Record.(eachrow(select(df, :B, :A, :C)))  # does the right thing even with permuted columns

aplavin · November 20, 2022, 4:04pm

This means you need to add the whole heavy DataFrames dependency to where you define Record.
A cleaner, more general, and no-deps approach is to define a kwargs constructor:

@kwdef struct Record 
   A::UInt32
   B::Float32
   C::Float32
end

Then,

[Record(; x...) for x in eachrow(df)]

works no matter the column order.

rocco_sprmnt21 · November 20, 2022, 8:31pm

using Tables
reinterpret(Record, rowtable(df))

bertschi · November 20, 2022, 8:36pm

Not necessarily, as you can define the method later and elsewhere, i.e., in the code that is working with data frames already and requires that functionality.
Would probably also prefer to define constructors close to the definition of a struct, but Julia allows other options here as well.

Agreed, also more general as named tuples are more widespread and not tied to data frames.

alexgr · November 22, 2022, 8:53pm

Thank you all. I learned something from all of you.
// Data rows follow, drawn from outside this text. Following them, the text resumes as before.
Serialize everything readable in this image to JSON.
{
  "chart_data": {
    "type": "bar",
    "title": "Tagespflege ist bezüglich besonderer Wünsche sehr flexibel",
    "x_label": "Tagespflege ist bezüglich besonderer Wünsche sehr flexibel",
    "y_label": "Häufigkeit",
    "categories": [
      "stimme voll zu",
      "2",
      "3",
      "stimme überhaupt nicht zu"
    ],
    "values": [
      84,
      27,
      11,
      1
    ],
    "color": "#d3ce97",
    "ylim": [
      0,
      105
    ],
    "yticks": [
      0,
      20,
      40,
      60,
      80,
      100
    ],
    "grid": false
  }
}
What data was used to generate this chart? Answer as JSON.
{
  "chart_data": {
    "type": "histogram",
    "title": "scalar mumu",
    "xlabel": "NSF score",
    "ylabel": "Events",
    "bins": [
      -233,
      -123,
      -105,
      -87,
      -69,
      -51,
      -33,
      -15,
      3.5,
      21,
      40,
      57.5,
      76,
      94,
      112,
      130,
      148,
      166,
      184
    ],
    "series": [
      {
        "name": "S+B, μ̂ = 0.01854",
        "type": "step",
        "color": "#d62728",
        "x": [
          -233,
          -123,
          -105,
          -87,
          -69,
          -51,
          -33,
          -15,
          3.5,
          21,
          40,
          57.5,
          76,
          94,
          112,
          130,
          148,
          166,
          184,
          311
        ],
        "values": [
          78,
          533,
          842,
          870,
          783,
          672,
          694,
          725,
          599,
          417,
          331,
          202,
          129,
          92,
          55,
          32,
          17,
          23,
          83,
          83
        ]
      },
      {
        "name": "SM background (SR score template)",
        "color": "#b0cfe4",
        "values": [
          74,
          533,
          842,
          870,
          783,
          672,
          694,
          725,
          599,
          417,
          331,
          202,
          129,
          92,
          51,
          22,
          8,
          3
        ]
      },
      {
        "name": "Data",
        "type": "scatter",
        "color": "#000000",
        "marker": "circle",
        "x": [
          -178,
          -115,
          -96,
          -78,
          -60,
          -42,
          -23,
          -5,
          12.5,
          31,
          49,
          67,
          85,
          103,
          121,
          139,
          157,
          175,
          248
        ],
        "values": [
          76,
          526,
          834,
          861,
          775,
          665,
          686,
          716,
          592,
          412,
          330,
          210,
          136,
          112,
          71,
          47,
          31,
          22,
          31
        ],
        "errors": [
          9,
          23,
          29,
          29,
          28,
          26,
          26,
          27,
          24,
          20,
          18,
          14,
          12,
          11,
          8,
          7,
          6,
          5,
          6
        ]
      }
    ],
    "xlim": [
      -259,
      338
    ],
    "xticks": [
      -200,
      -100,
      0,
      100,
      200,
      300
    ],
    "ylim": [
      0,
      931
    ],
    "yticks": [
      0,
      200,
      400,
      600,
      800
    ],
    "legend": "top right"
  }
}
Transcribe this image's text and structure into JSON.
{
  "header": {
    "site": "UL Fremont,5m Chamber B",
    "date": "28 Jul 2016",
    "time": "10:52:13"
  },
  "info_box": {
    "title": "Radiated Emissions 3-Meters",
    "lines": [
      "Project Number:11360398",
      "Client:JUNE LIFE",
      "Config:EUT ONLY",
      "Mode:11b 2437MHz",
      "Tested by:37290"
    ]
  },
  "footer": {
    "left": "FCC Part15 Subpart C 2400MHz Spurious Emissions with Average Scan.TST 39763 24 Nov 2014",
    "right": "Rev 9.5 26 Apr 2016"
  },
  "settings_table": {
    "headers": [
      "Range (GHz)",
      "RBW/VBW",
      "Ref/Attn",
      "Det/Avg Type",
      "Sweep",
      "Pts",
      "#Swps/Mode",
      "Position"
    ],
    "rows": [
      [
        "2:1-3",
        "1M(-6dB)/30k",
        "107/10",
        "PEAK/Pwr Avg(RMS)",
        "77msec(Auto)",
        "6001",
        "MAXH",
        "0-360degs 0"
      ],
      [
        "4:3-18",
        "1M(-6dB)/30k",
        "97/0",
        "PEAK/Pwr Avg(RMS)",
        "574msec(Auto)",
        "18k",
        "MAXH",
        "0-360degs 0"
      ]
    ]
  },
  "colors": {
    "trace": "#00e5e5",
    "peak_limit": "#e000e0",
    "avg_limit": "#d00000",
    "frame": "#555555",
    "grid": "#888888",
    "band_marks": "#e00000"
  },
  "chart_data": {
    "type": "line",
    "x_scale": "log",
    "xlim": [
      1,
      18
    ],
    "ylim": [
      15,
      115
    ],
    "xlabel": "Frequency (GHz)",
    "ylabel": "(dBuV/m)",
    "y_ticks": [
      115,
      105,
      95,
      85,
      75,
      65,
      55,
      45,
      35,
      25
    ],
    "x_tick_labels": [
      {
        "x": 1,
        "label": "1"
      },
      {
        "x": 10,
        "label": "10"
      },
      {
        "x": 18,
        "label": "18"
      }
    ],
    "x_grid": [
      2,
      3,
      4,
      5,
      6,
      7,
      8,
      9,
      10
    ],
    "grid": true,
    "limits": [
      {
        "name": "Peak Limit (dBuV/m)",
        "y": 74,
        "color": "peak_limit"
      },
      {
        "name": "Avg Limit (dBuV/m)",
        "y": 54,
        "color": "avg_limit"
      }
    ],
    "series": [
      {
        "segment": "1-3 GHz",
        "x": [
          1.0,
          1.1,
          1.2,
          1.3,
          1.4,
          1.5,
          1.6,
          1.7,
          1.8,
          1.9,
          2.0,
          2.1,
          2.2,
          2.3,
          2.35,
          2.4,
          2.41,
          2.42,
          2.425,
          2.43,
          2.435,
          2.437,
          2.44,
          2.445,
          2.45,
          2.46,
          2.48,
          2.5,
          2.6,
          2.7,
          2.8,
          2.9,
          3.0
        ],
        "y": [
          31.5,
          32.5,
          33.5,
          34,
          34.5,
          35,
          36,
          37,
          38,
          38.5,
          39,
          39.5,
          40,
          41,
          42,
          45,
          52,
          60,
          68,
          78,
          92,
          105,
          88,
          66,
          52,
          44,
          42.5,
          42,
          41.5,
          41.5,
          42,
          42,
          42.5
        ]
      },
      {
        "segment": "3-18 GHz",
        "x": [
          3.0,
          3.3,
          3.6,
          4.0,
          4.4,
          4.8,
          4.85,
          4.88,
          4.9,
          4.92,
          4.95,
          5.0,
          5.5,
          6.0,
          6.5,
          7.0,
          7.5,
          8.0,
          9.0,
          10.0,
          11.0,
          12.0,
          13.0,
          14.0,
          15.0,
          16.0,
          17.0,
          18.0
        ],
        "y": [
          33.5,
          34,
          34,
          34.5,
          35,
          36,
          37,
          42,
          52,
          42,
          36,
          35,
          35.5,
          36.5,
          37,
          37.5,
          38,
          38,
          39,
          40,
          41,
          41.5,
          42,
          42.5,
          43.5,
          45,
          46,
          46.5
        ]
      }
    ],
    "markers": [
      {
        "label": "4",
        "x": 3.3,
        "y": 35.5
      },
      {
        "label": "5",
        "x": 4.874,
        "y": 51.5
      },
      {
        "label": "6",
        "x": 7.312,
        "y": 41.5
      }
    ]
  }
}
Since column order is not a concern in my use case, I ended using @rocco_sprmnt21’s solution because it is much more performant.

rafael.guerra · November 22, 2022, 10:20pm

Couldn’t we write your second line simply like this:

Record.(eachrow(df))

This would then be faster than the other solutions posted so far.

bertschi · November 22, 2022, 11:36pm

Sure, just wanted to show that the reconstruction is correct even when you permute the columns.